Quali sono i problemi di coperture per la legge di Bilancio

Il governo deve trovare i soldi per rinnovare misure come il taglio del cuneo fiscale, contenendo però il deficit
ANSA/MASSIMO PERCOSSI
ANSA/MASSIMO PERCOSSI
La scrittura della legge di Bilancio per il prossimo anno sembra particolarmente complicata per il governo Meloni: in estrema sintesi, le risorse a disposizione sono poche, mentre ci sono varie misure costose, finora solo temporanee, da rinnovare per il 2025. Per avere un ordine di grandezza, lo scorso aprile l’Ufficio parlamentare di bilancio (Upb) – un organismo che vigila sui conti pubblici italiani – ha calcolato in un’audizione in Parlamento che le misure introdotte temporaneamente solo per il 2024 dall’ultima legge di Bilancio valgono più di 18 miliardi di euro.
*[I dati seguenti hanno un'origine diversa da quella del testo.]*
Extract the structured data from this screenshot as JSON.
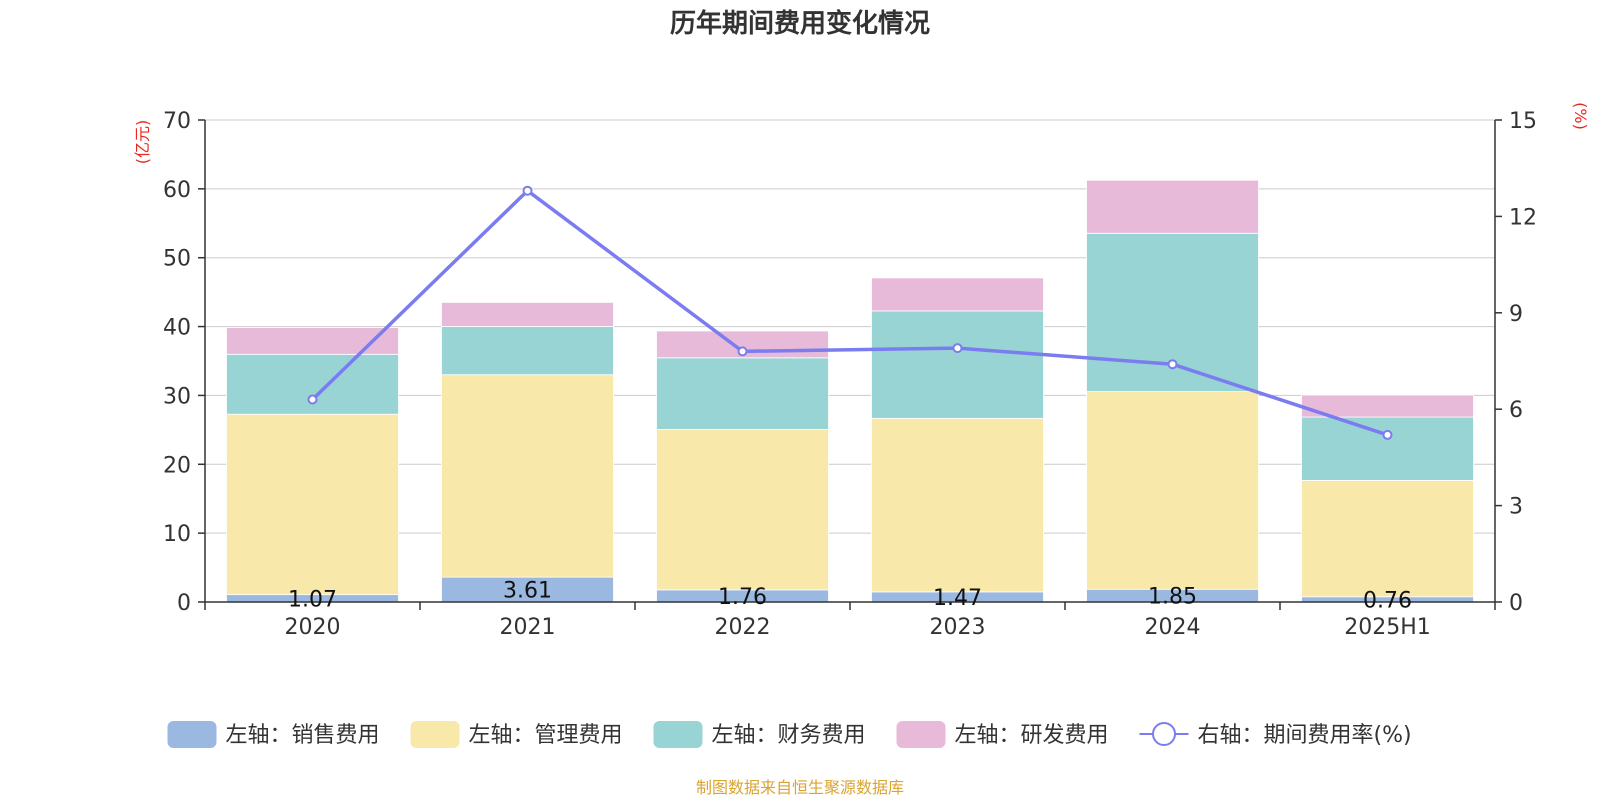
{
  "chart_data": {
    "type": "bar",
    "title": "历年期间费用变化情况",
    "categories": [
      "2020",
      "2021",
      "2022",
      "2023",
      "2024",
      "2025H1"
    ],
    "left_axis": {
      "unit": "(亿元)",
      "ylim": [
        0,
        70
      ],
      "ticks": [
        "0",
        "10",
        "20",
        "30",
        "40",
        "50",
        "60",
        "70"
      ]
    },
    "right_axis": {
      "unit": "(%)",
      "ylim": [
        0,
        15
      ],
      "ticks": [
        "0",
        "3",
        "6",
        "9",
        "12",
        "15"
      ]
    },
    "series": [
      {
        "name": "左轴：销售费用",
        "kind": "bar",
        "axis": "left",
        "color": "#9bb8e1",
        "values": [
          1.07,
          3.61,
          1.76,
          1.47,
          1.85,
          0.76
        ],
        "labels": [
          "1.07",
          "3.61",
          "1.76",
          "1.47",
          "1.85",
          "0.76"
        ]
      },
      {
        "name": "左轴：管理费用",
        "kind": "bar",
        "axis": "left",
        "color": "#f8e8a9",
        "values": [
          26.2,
          29.4,
          23.3,
          25.2,
          28.7,
          16.9
        ]
      },
      {
        "name": "左轴：财务费用",
        "kind": "bar",
        "axis": "left",
        "color": "#98d4d4",
        "values": [
          8.7,
          7.0,
          10.4,
          15.6,
          23.0,
          9.2
        ]
      },
      {
        "name": "左轴：研发费用",
        "kind": "bar",
        "axis": "left",
        "color": "#e8bad9",
        "values": [
          3.9,
          3.5,
          3.9,
          4.8,
          7.7,
          3.2
        ]
      },
      {
        "name": "右轴：期间费用率(%)",
        "kind": "line",
        "axis": "right",
        "color": "#7b7cef",
        "values": [
          6.3,
          12.8,
          7.8,
          7.9,
          7.4,
          5.2
        ]
      }
    ],
    "grid": true,
    "legend_position": "bottom"
  },
  "source_note": "制图数据来自恒生聚源数据库",
  "colors": {
    "unit": "#e8281e",
    "source": "#d9a431",
    "grid": "#cccccc",
    "axis": "#333333"
  }
}
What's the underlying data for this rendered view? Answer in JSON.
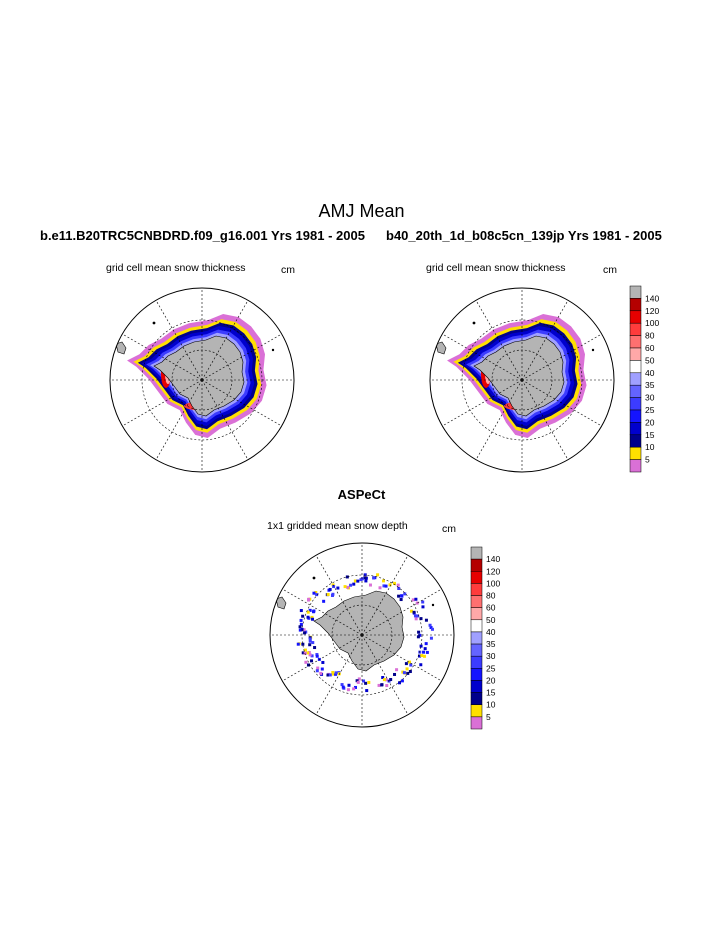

Per esempio il taglio del cuneo fiscale, ossia la riduzione della differenza tra il lordo e il netto in busta paga, ha un costo di oltre 10 miliardi euro, che sono stati finanziati con il ricorso a maggiore debito

Più in generale, non è ancora chiaro quante risorse avrà a disposizione il governo per la legge di Bilancio per il 2025, che dovrà essere presentata entro il 20 ottobre e approvata dal Parlamento entro la fine dell’anno.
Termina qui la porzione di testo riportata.